Sometimes it seems to me that certain artists have a preset to expressing realism or artifice, autobiography or fiction, whether they'd like to or not. And sometimes greatness results from trying to fight these personal presets, and reach a pure compromise. We know Hartley does want to give his audience a good time, and we know Kiarostami doesn't per se, so perhaps a masterpiece happens when Hartley decides to get a little more difficult, and when Kiarostami gets a little easier. In the same vein, when Joni Mitchell downplays her standard complexity, we get songs like "Big Yellow Taxi," and when Bob Dylan goes for more complexity than usual, we get "Desolation Row," in my opinion their best work. This distinction doesn't seem to work so well for people like Hawks and Rohmer, whose conceptions of life and art appear to be perfectly balanced.

I know that even though Hong Sang-soo is my favorite working filmmaker, part of me recognizes that he's doing something similar to what I'm trying to do: use cinema to resolve personal dilemmas. WOMAN ON THE BEACH in particular struck me as more of a diary entry than a story, but this might be how I would describe my own work. Nevertheless, I feel more eager to try to break from this mold than dig deeper into it -- triumph is so often the result of grappling with our own limitations.

Dan Sallitt said...

Sky - that's an interesting take on Hong. It's easy to see a resemblance between his style and yours. But your story structures are easier for me to grasp: some failure or insecurity on the part of your characters derails what was previously a perfectly functional drama and causes it to flatline. Hong's "doubling" tendency is harder for me to grok, and is subtly troubling. Somehow, two-ness throws fiction into question in a way that three-or-more-ness does not....

I suppose it's possible that the love triangle is just a particularly rich storytelling device, and that I'm one of the few who sees it!

Y'all can see two of Sky's short films online at:

http://baaab.topcities.com/movies.html

Marcelo Gilli said...

Dan (and possibly Sky) - I have reread your (Dan's) post, and am pretty sure now of having grasped all you said. I have also read a bit about Bazin's theory (mostly on a book by one Dudley Andrew) just so I don't stand on too lower grounds than everyone else about what is meant by realism in film. Sorry if my previous posts were a bit unfocused or outright off-topic.

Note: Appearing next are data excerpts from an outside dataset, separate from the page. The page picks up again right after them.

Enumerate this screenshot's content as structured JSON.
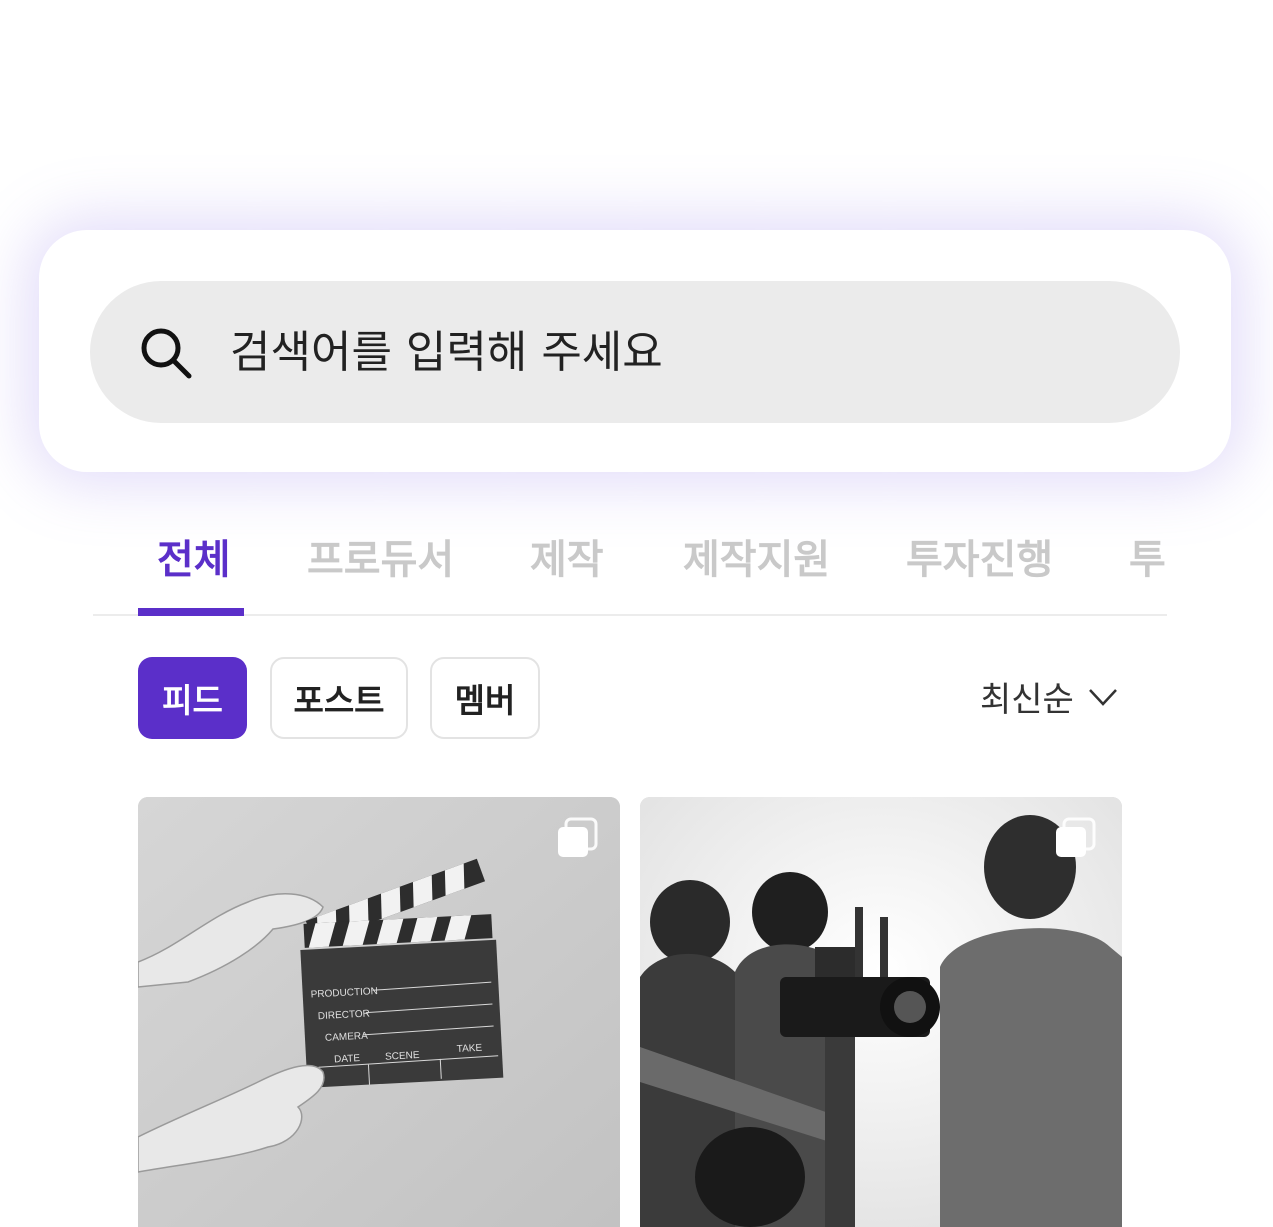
{
  "search": {
    "placeholder": "검색어를 입력해 주세요",
    "icon": "search-icon"
  },
  "tabs": [
    {
      "label": "전체",
      "active": true
    },
    {
      "label": "프로듀서",
      "active": false
    },
    {
      "label": "제작",
      "active": false
    },
    {
      "label": "제작지원",
      "active": false
    },
    {
      "label": "투자진행",
      "active": false
    },
    {
      "label": "투",
      "active": false
    }
  ],
  "filters": [
    {
      "label": "피드",
      "active": true
    },
    {
      "label": "포스트",
      "active": false
    },
    {
      "label": "멤버",
      "active": false
    }
  ],
  "sort": {
    "label": "최신순",
    "icon": "chevron-down-icon"
  },
  "clapper": {
    "production": "PRODUCTION",
    "director": "DIRECTOR",
    "camera": "CAMERA",
    "date": "DATE",
    "scene": "SCENE",
    "take": "TAKE"
  },
  "colors": {
    "accent": "#5b2fc9",
    "search_bg": "#ebebeb",
    "inactive_tab": "#c9c9c9"
  }
}
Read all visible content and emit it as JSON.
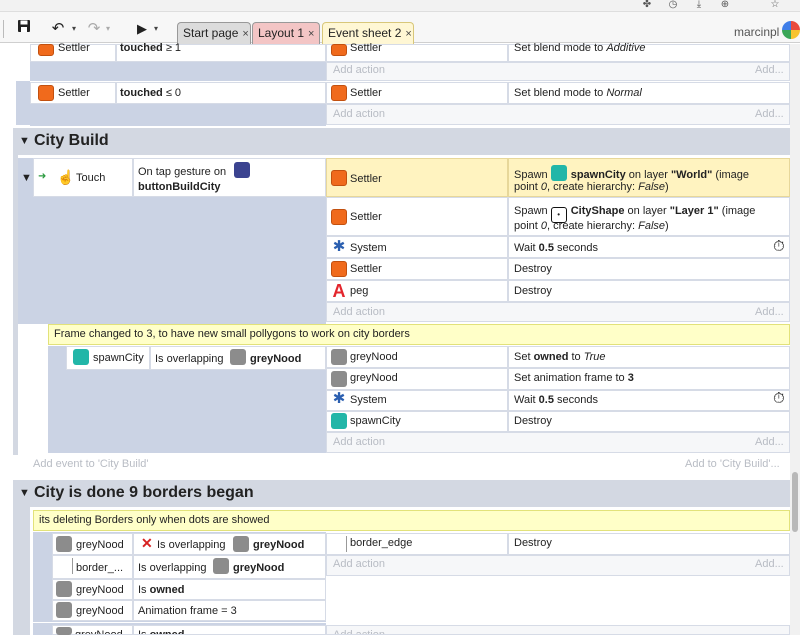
{
  "browser_icons": [
    "puzzle-icon",
    "history-icon",
    "download-icon",
    "zoom-icon",
    "bookmark-icon"
  ],
  "toolbar": {
    "undo_glyph": "↶",
    "redo_glyph": "↷",
    "run_glyph": "▶",
    "dropdown_glyph": "▾"
  },
  "tabs": [
    {
      "label": "Start page",
      "close": "×"
    },
    {
      "label": "Layout 1",
      "close": "×"
    },
    {
      "label": "Event sheet 2",
      "close": "×"
    }
  ],
  "user": {
    "name": "marcinpl"
  },
  "add_action": "Add action",
  "add_more": "Add...",
  "top_events": [
    {
      "object": "Settler",
      "condition_prefix": "",
      "condition_bold": "touched",
      "condition_suffix": " ≥ 1",
      "act_object": "Settler",
      "act_text": "Set blend mode to ",
      "act_italic": "Additive"
    },
    {
      "object": "Settler",
      "condition_prefix": "",
      "condition_bold": "touched",
      "condition_suffix": " ≤ 0",
      "act_object": "Settler",
      "act_text": "Set blend mode to ",
      "act_italic": "Normal"
    }
  ],
  "group_city_build": {
    "collapse_glyph": "▼",
    "title": "City Build",
    "trigger": {
      "expand_glyph": "▼",
      "arrow_glyph": "➜",
      "hand_glyph": "☝",
      "object": "Touch",
      "cond_line1": "On tap gesture on",
      "cond_line2": "buttonBuildCity"
    },
    "actions": [
      {
        "object": "Settler",
        "icon": "settler",
        "line1_pre": "Spawn ",
        "line1_bold": "spawnCity",
        "line1_mid": " on layer ",
        "line1_bold2": "\"World\"",
        "line1_post": " (image",
        "line2_pre": "point ",
        "line2_it": "0",
        "line2_mid": ", create hierarchy: ",
        "line2_it2": "False",
        "line2_post": ")"
      },
      {
        "object": "Settler",
        "icon": "settler",
        "line1_pre": "Spawn ",
        "line1_bold": "CityShape",
        "line1_mid": " on layer ",
        "line1_bold2": "\"Layer 1\"",
        "line1_post": " (image",
        "line2_pre": "point ",
        "line2_it": "0",
        "line2_mid": ", create hierarchy: ",
        "line2_it2": "False",
        "line2_post": ")"
      },
      {
        "object": "System",
        "icon": "system",
        "text_pre": "Wait ",
        "text_bold": "0.5",
        "text_post": " seconds"
      },
      {
        "object": "Settler",
        "icon": "settler",
        "text": "Destroy"
      },
      {
        "object": "peg",
        "icon": "peg",
        "text": "Destroy"
      }
    ],
    "comment": "Frame changed to 3, to have new small pollygons to work on city borders",
    "sub_event": {
      "object": "spawnCity",
      "cond_pre": "Is overlapping",
      "cond_bold": "greyNood",
      "actions": [
        {
          "object": "greyNood",
          "text_pre": "Set ",
          "text_bold": "owned",
          "text_mid": " to ",
          "text_it": "True"
        },
        {
          "object": "greyNood",
          "text_pre": "Set animation frame to ",
          "text_bold": "3"
        },
        {
          "object": "System",
          "text_pre": "Wait ",
          "text_bold": "0.5",
          "text_post": " seconds"
        },
        {
          "object": "spawnCity",
          "text": "Destroy"
        }
      ]
    },
    "add_event": "Add event to 'City Build'",
    "add_to": "Add to 'City Build'..."
  },
  "group_city_done": {
    "collapse_glyph": "▼",
    "title": "City is done 9 borders began",
    "comment": "its deleting Borders only when dots are showed",
    "conditions": [
      {
        "object": "greyNood",
        "neg": "✕",
        "pre": "Is overlapping",
        "bold": "greyNood"
      },
      {
        "object": "border_...",
        "pre": "Is overlapping",
        "bold": "greyNood"
      },
      {
        "object": "greyNood",
        "pre": "Is ",
        "bold": "owned"
      },
      {
        "object": "greyNood",
        "pre": "Animation frame = 3"
      }
    ],
    "action": {
      "object": "border_edge",
      "text": "Destroy"
    },
    "next_row": {
      "object": "greyNood",
      "pre": "Is ",
      "bold": "owned"
    }
  },
  "timer_glyph": "⏱",
  "system_glyph": "✱",
  "peg_glyph": "A"
}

I would like to point out, though(and God forbid this causes any ripples between you two), that Sky seems to have misread you: it seems to me that you are ceasing to consider the dichotomy realism-artifice as central to film appreciation/making.
Cheers.

Anonymous said...

Marcelo -

It wasn't my intention to claim that Dan was saying the realism/artifice dichotomy is central to film thought. I meant that it seems central for me personally.

Dan Sallitt said...

Marcelo - I'm just pulling this stuff out of my ear, so you can't really be more unfocused than I am....

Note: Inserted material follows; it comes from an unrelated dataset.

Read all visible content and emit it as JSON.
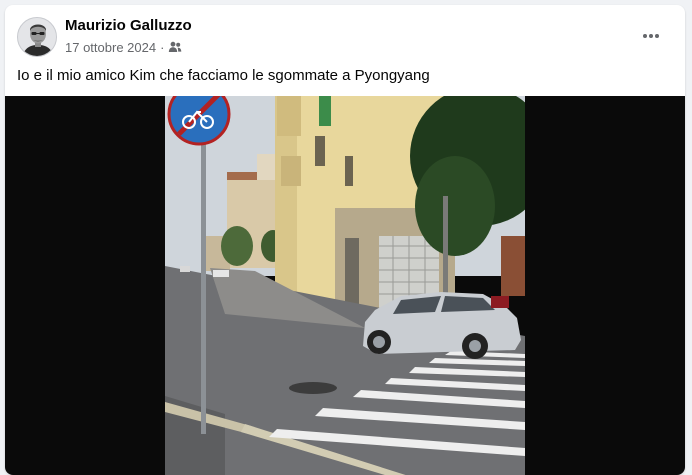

If I may make a suggestion, though: there is no substitute for reading Bazin! Commentary on Bazin is often downright misleading, and never seems to capture the man's intelligence.

Marcelo Gilli said...

Sky - Ok. Sorry.

Dan - Thanks for your tip; I plan on reading Bazin's original writings.

Cheers.

Unknown said...

Interesting post - this struck a chord as I have just seen Mishima: A Life In Four Chapters for the first time in a while, to which many of your comments seem particularly pertinent.

Dan Sallitt said...

Colin - I haven't seen Mishima in years, so I can't comment on it in detail. I wasn't wild about it in 1985 - I wonder whether the idea of combining multiple formal approaches might seem less forbidding today.